Work out where you want to be. Kate Tilley, HR director of WSP, says you should first identify where you want to go in your career and then find out the routes to your goal.
Don’t be afraid to ask. Tilley says: “In tough times people tend to put their heads down as they think it’s dangerous to do otherwise, but it’s good to ask how you can develop your career or your staff as it shows enthusiasm.”
Be flexible and mobile. Tilley says: “In this downturn, the people who have put their hands up for roles around the country have tended to be those who’ve already been through a recession. Follow their lead and have a ’try anything’ attitude.”
Seek people who need help. Judith Bufton , head of leadership and development at Wates, says: “See if you can help busy teams. You could get involved with a bid, which could broaden your experience of customers and types of buildings.”

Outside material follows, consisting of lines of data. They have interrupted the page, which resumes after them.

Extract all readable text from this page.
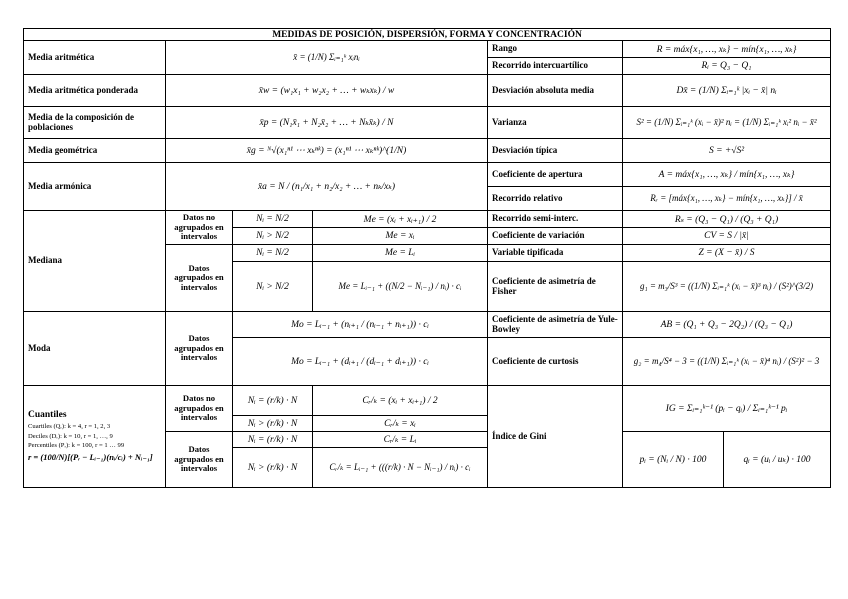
MEDIDAS DE POSICIÓN, DISPERSIÓN, FORMA Y CONCENTRACIÓN						
Media aritmética	x̄ = (1/N) Σᵢ₌₁ᵏ xᵢnᵢ			Rango	R = máx{x₁, …, xₖ} − mín{x₁, …, xₖ}	
				Recorrido intercuartílico	Rᵢ = Q₃ − Q₁	
Media aritmética ponderada	x̄w = (w₁x₁ + w₂x₂ + … + wₖxₖ) / w			Desviación absoluta media	Dx̄ = (1/N) Σᵢ₌₁ᵏ |xᵢ − x̄| nᵢ	
Media de la composición de poblaciones	x̄p = (N₁x̄₁ + N₂x̄₂ + … + Nₖx̄ₖ) / N			Varianza	S² = (1/N) Σᵢ₌₁ᵏ (xᵢ − x̄)² nᵢ = (1/N) Σᵢ₌₁ᵏ xᵢ² nᵢ − x̄²	
Media geométrica	x̄g = ᴺ√(x₁ⁿ¹ ⋯ xₖⁿᵏ) = (x₁ⁿ¹ ⋯ xₖⁿᵏ)^(1/N)			Desviación típica	S = +√S²	
Media armónica	x̄a = N / (n₁/x₁ + n₂/x₂ + … + nₖ/xₖ)			Coeficiente de apertura	A = máx{x₁, …, xₖ} / mín{x₁, …, xₖ}	
				Recorrido relativo	Rᵣ = [máx{x₁, …, xₖ} − mín{x₁, …, xₖ}] / x̄	
Mediana	Datos no agrupados en intervalos	Nᵢ = N/2	Me = (xᵢ + xᵢ₊₁) / 2	Recorrido semi-interc.	Rₛ = (Q₃ − Q₁) / (Q₃ + Q₁)	
		Nᵢ > N/2	Me = xᵢ	Coeficiente de variación	CV = S / |x̄|	
	Datos agrupados en intervalos	Nᵢ = N/2	Me = Lᵢ	Variable tipificada	Z = (X − x̄) / S	
		Nᵢ > N/2	Me = Lᵢ₋₁ + ((N/2 − Nᵢ₋₁) / nᵢ) · cᵢ	Coeficiente de asimetría de Fisher	g₁ = m₃/S³ = ((1/N) Σᵢ₌₁ᵏ (xᵢ − x̄)³ nᵢ) / (S²)^(3/2)	
Moda	Datos agrupados en intervalos	Mo = Lᵢ₋₁ + (nᵢ₊₁ / (nᵢ₋₁ + nᵢ₊₁)) · cᵢ		Coeficiente de asimetría de Yule-Bowley	AB = (Q₁ + Q₃ − 2Q₂) / (Q₃ − Q₁)	
		Mo = Lᵢ₋₁ + (dᵢ₊₁ / (dᵢ₋₁ + dᵢ₊₁)) · cᵢ		Coeficiente de curtosis	g₂ = m₄/S⁴ − 3 = ((1/N) Σᵢ₌₁ᵏ (xᵢ − x̄)⁴ nᵢ) / (S²)² − 3	

Cuantiles
Cuartiles (Qᵣ): k = 4, r = 1, 2, 3
Deciles (Dᵣ): k = 10, r = 1, …, 9
Percentiles (Pᵣ): k = 100, r = 1 … 99
r = (100/N)[(Pᵣ − Lᵢ₋₁)(nᵢ/cᵢ) + Nᵢ₋₁]	Datos no agrupados en intervalos	Nᵢ = (r/k) · N	Cᵣ/ₖ = (xᵢ + xᵢ₊₁) / 2	Índice de Gini	IG = Σᵢ₌₁ᵏ⁻¹ (pᵢ − qᵢ) / Σᵢ₌₁ᵏ⁻¹ pᵢ	
		Nᵢ > (r/k) · N	Cᵣ/ₖ = xᵢ			
	Datos agrupados en intervalos	Nᵢ = (r/k) · N	Cᵣ/ₖ = Lᵢ		pᵢ = (Nᵢ / N) · 100	qᵢ = (uᵢ / uₖ) · 100
		Nᵢ > (r/k) · N	Cᵣ/ₖ = Lᵢ₋₁ + (((r/k) · N − Nᵢ₋₁) / nᵢ) · cᵢ			
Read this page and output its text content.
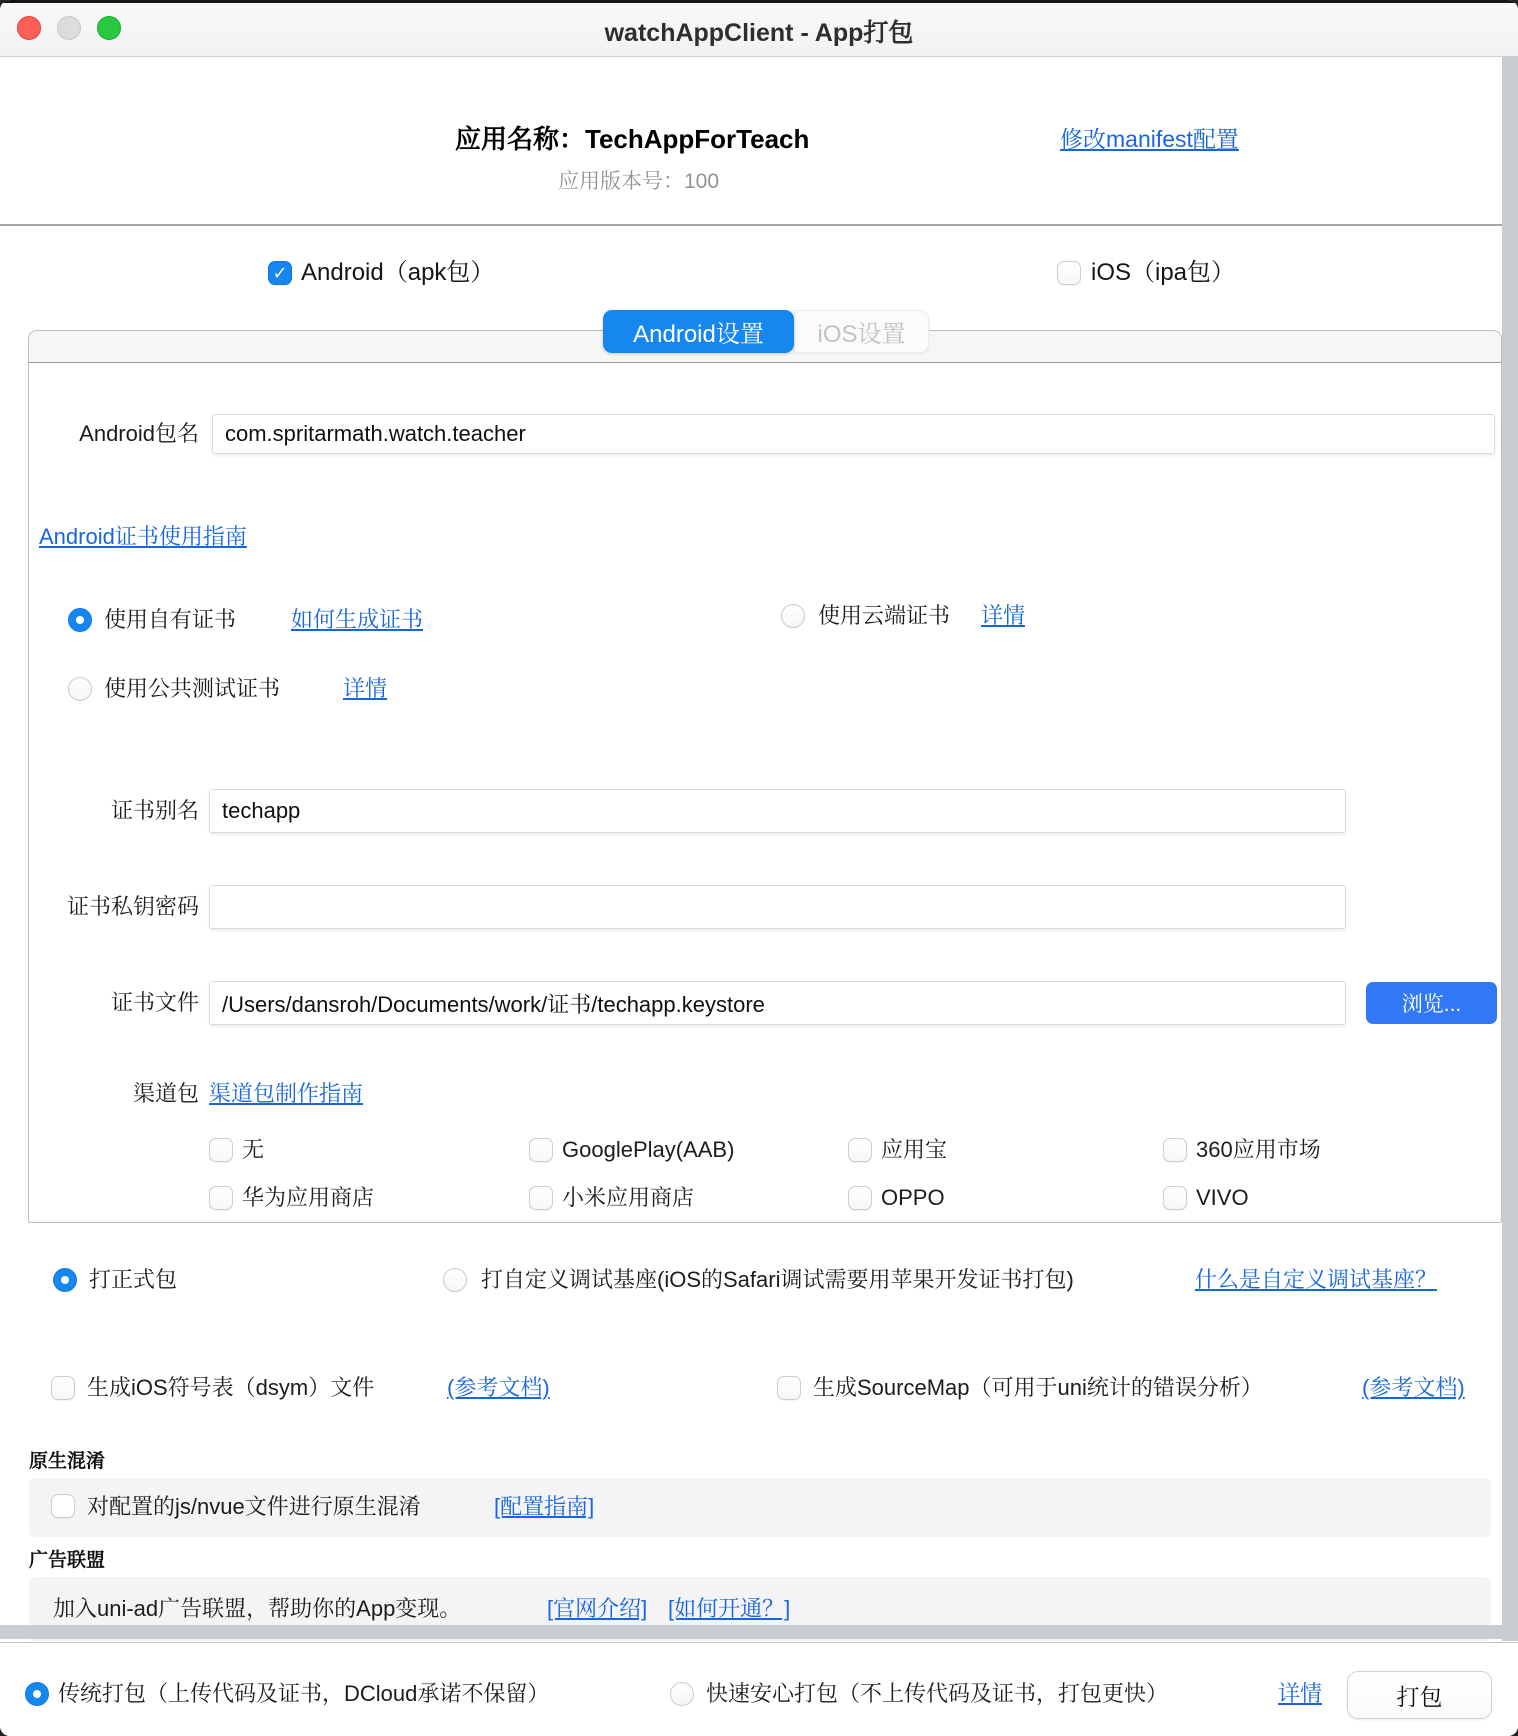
watchAppClient - App打包
应用名称：TechAppForTeach	修改manifest配置
应用版本号：100
✓
Android（apk包）	iOS（ipa包）
iOS设置
Android设置
Android包名	com.spritarmath.watch.teacher
Android证书使用指南
使用自有证书 如何生成证书	使用云端证书 详情
使用公共测试证书	详情
证书别名	techapp
证书私钥密码
证书文件	/Users/dansroh/Documents/work/证书/techapp.keystore	浏览...
渠道包 渠道包制作指南
无	GooglePlay(AAB)	应用宝	360应用市场
华为应用商店	小米应用商店	OPPO	VIVO
打正式包	打自定义调试基座(iOS的Safari调试需要用苹果开发证书打包)	什么是自定义调试基座？
生成iOS符号表（dsym）文件	(参考文档)	生成SourceMap（可用于uni统计的错误分析）	(参考文档)
原生混淆
对配置的js/nvue文件进行原生混淆	[配置指南]
广告联盟
加入uni-ad广告联盟，帮助你的App变现。	[官网介绍] [如何开通？]
传统打包（上传代码及证书，DCloud承诺不保留）	快速安心打包（不上传代码及证书，打包更快）	详情	打包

Identify a business improvement. Bufton says if you can work out a way to improve something at work, you could make it your project to implement it, which could boost your CV. Get a mentor. Bufton says: “Seek out someone you admire or respect and ask for monthly or quarterly meetings to learn about the business, their job and what’s happening in your industry. Most people will be flattered if approached.”
Make a business case for your development. Bufton says: “Demonstrate that the training you want will help the business. For example, attending a course on sustainable technology might bring fresh ideas into the company.”